Dalam laporannya, ReportLinker membagi pasar esports ke empat kawasan, yaitu Amerika Utara, Asia Pasifik, Eropa, serta Latin Amerika dan Timur Tengah. Dari semua kawasan tersebut, Asia Pasifik menjadi kawasan dengan pasar esports terbesar pada 2020. Alasannya karena Asia Pasifik tidak hanya memiliki populasi yang besar, tapi juga jumlah pengguna internet terbanyak jika dibandingkan dengan tiga kawasan lainnya. Tak hanya itu, di Asia Pasifik, esports juga diterima dengan sambutan yang cukup hangat.

Pada 2021, ada berbagai kolaborasi dan kerja sama yang dilakukan oleh pelaku industri esports dengan perusahaan teknologi dan game untuk mengembangkan industri competitive gaming. Misalnya, pada April 2021, Tencent Sports, Tencent Esports, dan EA Sports bekerja sama dengan The Premier League untuk memperkenalkan kompetisi esports dari FIFA baru di Tiongkok. Sementara pada Mei 2021, Nintendo berkolaborasi dengan platform esports untuk pemain amatir, PlayVS. Tujuan Nintendo menggandeng PlayVS adalah untuk menumbuhkan ekosistem esports dari game mereka di kalangan siswa SMA.

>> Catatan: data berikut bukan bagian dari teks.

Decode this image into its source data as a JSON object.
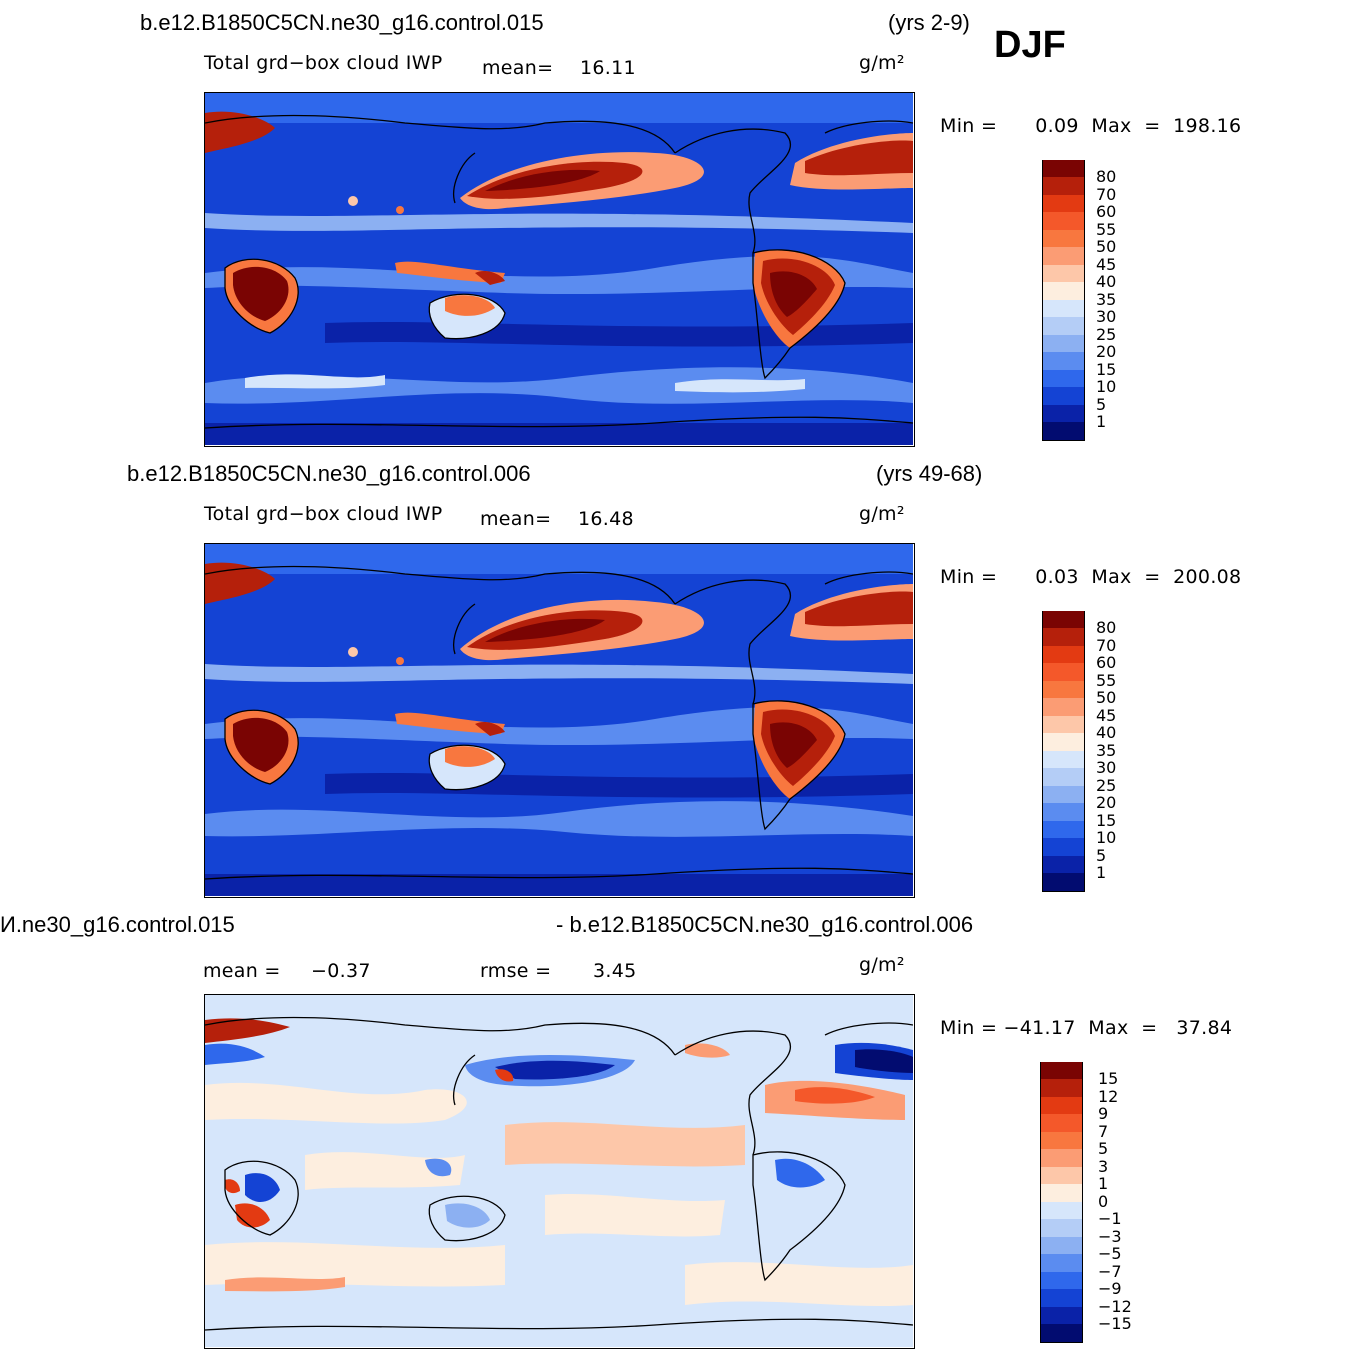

Kerja sama antara Gameloft dengan Epik Prime. | Sumber: Medium

Pada Juni 2021, Gameloft menjalin kerja sama dengan Epik Prime, platform NFT, untuk membuat collectibles bertema balapan di mobile game, Asphalt 9. Satu bulan kemudian, pada Juli 2021, Activision Blizzard menggandeng ONE Esports dan foodpanda di Thailand untuk mengembangkan skena esports Call of Duty di Asia Tenggara. Pada bulan yang sama, Intel juga menjalin kerja sama dengan International Olympic Committee. Melalui kerja sama ini, Intel mendapatkan persetujuan untuk menggelar kompetisi esports di Katowice, Polandia, sebagai acara pembuka dari Olimpiade.

Sementara pada Agustus 2021, Gameloft menandatangani kontrak kerja sama dengan ESL Gaming. Tujuan mereka adalah untuk menyediakan solusi sponsorship untuk mobile esports. Di bulan September 2021, Nintendo UK berkolaborasi dengan Digital Schoolhouse dan Outright Games untuk mengembangkan ekosistem esports dari game-game Nintendo di Inggris. Fokus dari kerja sama itu adalah untuk mengadakan turnamen esports nasional untuk murid SD di umur 8-13 tahun. Harapannya, keberadaan kompetisi itu akan membuat para siswa tertarik untuk bekerja di bidang teknologi atau esports di masa depan.

EA jalin kerja sama dengan FIFA untuk buat program baru.

Terakhir, pada September 2021, EA dan Fédération Internationale de Football Association (FIFA) mengenalkan program esports baru untuk EA SPORTS FIFA 22. Program ini diperkirakan berhasil menarik puluhan juta pemain dan penonton. Program tersebut menyajikan kompetisi 1v1 dan 2v2. Dalam kompetisi itu, para pemain akan bisa menjadi perwakilan dari diri mereka sendiri, organisasi esports, atau klub sepak bola di dunia nyata.

Dampak dari Pandemi COVID-19

Pandemi COVID-19 memang sudah mulai teratasi pada 2021. Namun, dampaknya masih bisa dirasakan, termasuk di industri esports. Kabar baiknya, dampak pandemi ke industri esports tidak melulu buruk. Keputusan pemerintah dari berbagai negara untuk menetapkan lockdown dan social distancing mengharusnya banyak orang untuk bersosialisasi melalui platform digital atau virtual. Memang, sepanjang pandemi, game tidak hanya berfungsi sebagai media hiburan, tapi juga media komunikasi.

Selain itu, lockdown juga membuat berbagai kompetisi olahraga tradisional ditunda atau dibatalkan. Alhasil, sebagian penggemar olahraga beralih menonton konten esports. Selain itu, keberadaan kompetisi esports untuk game-game populer, hal ini membuat para gamers menjadi semakin ingin untuk memainkan game-game tersebut.

Sayangnya, pandemi juga memberikan dampak buruk pada industri esports. Salah satu masalah yang muncul akibat pandemi adalah keterbatasan suplai peralatan gaming, seperti joypad, layar, konsol, dan lain sebagainya. Kabar baiknya, regulasi terkait lockdown tampaknya akan diperlonggar pada tahun ini. Artinya, kemungkinan, di tahun ini, industri esports tidak akan lagi terhambat oleh masalah suplai.